What is most complicated about “pleading the Fifth” is claiming that protection to head off a demand for records.  It is by no means clear that, if records are not really the personal papers of a specific individual, that the individual can claim the privilege for those papers, even if their revelation would be incriminating.  Again, the privilege is a personal one, not one that goes with one’s position, let us say.

If prosecutors or investigators identify on their own a specific set of papers, or a kind of document, and they can show that it is not personal to the individual who possesses it, the likelihood is that the Fifth Amendment protection would not apply.    That could well be what the New Jersey investigators have done with documents that they think will tell them something about the scandal over the George Washington Bridge traffic lane closures.  They already know about e-mail exchanges, for example, and they perhaps can get by with demanding the disclosure of the rest of the “thread” in such exchanges – especially if the writers of the e-mails composed them voluntarily.

But prosecutors or investigators cannot go on what is called a “fishing expedition,” by requiring an individual who is targeted by their investigation to identify the papers that would respond to what the investigation’s goal is.  The Supreme Court has ruled explicitly that an individual can “claim the Fifth” against a demand that he or she find the responsive papers, identify them, and then hand them over.  That is called, technically, the “act of production” and it is protected from compulsion.

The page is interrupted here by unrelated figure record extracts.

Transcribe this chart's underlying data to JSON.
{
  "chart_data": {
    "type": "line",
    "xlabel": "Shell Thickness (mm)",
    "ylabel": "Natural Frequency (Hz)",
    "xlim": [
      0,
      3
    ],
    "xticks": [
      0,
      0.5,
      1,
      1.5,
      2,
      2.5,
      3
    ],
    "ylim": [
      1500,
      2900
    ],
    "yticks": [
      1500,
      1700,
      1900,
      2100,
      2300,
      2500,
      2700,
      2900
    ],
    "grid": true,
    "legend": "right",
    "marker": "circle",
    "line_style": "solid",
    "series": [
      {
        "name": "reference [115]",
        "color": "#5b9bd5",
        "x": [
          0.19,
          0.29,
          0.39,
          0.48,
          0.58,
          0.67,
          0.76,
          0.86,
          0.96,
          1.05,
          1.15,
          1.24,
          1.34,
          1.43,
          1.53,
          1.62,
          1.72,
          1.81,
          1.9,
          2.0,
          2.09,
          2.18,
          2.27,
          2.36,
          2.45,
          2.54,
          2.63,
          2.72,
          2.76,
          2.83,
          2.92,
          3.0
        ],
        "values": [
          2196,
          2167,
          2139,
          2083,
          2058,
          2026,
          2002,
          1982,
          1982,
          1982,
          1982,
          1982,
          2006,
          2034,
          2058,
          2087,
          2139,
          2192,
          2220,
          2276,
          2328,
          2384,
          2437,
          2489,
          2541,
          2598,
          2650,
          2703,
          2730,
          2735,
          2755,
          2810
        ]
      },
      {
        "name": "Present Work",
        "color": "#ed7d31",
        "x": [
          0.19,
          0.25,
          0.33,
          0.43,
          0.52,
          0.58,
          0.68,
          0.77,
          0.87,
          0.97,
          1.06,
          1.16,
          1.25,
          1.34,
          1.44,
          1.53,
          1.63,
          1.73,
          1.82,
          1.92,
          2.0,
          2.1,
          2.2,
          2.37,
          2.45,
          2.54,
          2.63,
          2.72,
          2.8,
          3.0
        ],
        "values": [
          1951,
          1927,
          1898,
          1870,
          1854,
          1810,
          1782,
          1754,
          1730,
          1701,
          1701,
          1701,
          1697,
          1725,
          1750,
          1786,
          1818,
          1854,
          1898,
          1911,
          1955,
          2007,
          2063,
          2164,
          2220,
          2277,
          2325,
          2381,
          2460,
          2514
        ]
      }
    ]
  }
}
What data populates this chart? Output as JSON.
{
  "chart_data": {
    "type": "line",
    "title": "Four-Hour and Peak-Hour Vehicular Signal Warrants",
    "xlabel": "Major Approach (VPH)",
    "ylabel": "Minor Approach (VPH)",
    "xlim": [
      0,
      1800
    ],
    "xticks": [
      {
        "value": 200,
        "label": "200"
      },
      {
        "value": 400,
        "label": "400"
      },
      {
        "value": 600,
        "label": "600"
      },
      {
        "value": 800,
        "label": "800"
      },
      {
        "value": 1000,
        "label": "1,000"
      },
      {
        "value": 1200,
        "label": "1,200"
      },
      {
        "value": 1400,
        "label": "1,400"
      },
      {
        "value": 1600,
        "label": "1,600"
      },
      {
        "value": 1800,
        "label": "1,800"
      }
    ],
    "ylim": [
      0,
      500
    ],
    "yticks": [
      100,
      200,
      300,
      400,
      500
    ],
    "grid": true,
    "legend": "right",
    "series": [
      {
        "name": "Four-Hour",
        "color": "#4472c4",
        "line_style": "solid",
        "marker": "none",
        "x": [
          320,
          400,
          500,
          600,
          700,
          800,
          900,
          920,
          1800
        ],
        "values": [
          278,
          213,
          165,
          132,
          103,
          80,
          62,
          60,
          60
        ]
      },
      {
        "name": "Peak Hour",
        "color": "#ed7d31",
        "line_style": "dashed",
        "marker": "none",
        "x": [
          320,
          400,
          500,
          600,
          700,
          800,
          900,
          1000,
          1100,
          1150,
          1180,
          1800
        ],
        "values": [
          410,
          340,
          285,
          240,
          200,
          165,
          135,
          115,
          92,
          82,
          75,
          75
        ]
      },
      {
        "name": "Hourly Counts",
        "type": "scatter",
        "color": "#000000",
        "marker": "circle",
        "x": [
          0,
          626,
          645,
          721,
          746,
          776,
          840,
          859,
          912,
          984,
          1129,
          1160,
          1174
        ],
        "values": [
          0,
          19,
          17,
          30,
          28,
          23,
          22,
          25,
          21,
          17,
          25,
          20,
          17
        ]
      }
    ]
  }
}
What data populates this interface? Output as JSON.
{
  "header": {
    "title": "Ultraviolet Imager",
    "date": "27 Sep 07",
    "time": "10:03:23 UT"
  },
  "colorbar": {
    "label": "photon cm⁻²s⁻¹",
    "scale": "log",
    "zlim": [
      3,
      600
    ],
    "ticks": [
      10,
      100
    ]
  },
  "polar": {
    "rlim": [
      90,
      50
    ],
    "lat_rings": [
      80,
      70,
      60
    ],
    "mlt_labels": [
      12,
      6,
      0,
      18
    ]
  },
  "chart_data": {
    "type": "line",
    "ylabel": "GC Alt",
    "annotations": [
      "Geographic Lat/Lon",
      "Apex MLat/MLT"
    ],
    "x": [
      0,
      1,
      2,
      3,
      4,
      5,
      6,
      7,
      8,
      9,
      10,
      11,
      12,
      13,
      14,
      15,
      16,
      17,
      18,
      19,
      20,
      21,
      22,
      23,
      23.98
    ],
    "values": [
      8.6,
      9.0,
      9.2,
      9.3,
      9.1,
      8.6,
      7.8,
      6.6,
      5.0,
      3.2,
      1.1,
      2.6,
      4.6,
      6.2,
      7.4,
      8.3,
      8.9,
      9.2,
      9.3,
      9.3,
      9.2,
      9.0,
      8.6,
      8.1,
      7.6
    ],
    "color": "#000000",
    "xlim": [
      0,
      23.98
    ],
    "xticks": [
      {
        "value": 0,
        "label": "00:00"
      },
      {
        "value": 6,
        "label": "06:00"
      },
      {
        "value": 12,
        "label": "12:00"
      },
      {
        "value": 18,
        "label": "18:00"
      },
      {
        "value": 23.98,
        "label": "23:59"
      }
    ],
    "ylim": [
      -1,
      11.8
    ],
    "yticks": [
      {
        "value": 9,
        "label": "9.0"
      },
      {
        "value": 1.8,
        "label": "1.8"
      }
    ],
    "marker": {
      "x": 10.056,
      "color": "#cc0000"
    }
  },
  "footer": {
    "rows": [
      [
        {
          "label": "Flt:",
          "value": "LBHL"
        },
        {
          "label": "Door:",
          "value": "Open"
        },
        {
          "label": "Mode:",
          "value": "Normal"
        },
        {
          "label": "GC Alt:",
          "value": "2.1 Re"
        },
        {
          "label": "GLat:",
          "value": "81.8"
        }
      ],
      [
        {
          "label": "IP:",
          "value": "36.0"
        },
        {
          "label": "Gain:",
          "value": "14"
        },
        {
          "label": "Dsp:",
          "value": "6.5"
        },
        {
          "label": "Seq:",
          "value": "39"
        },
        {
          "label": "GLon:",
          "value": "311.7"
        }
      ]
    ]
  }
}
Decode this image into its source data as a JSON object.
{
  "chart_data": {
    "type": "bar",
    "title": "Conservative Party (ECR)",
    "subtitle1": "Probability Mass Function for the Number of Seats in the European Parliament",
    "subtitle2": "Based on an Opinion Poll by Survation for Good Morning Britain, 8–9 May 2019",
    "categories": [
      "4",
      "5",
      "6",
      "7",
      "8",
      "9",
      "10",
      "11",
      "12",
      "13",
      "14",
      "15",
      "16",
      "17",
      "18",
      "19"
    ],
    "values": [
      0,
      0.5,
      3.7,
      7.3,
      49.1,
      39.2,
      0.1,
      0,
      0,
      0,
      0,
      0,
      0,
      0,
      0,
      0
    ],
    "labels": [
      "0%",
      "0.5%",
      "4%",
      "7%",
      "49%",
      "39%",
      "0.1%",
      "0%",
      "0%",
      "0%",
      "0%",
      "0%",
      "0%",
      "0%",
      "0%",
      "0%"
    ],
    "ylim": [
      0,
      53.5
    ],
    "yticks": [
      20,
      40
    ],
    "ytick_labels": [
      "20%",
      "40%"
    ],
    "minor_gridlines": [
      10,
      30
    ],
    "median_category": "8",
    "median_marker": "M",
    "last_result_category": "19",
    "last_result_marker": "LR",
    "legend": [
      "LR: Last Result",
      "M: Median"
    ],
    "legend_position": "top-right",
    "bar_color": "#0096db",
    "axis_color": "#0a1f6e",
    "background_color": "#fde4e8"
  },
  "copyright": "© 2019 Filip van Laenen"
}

If a subpoenaed individual refuses explicitly to comply with a demand for documents, that can set up a confrontation that is likely to wind up in the courts.  The investigator may seek to have that individual held in contempt, but only if the claim of privilege is outside what the Fifth Amendment protects.  The investigator can refuse to acknowledge that a document would be incriminating (as the New Jersey committee seems to have concluded about some of the papers it had demanded), but cannot actually compel its production unless the claim of privilege is found wanting by a court.

The risk for the investigator, of course, is that a court may be convinced that the demanded papers do, indeed, reveal potential criminal conduct, that they are thus covered by the Fifth Amendment, and that the only way their turnover can be demanded is by a grant of immunity.  That then may be an opening for a negotiation: What does a witness or a prosecutor have to swap in exchange for getting the documents?

Lyle Denniston is the National Constitution Center’s adviser on constitutional literacy. He has reported on the Supreme Court for 55 years, currently covering it for SCOTUSblog, an online clearinghouse of information about the Supreme Court’s work.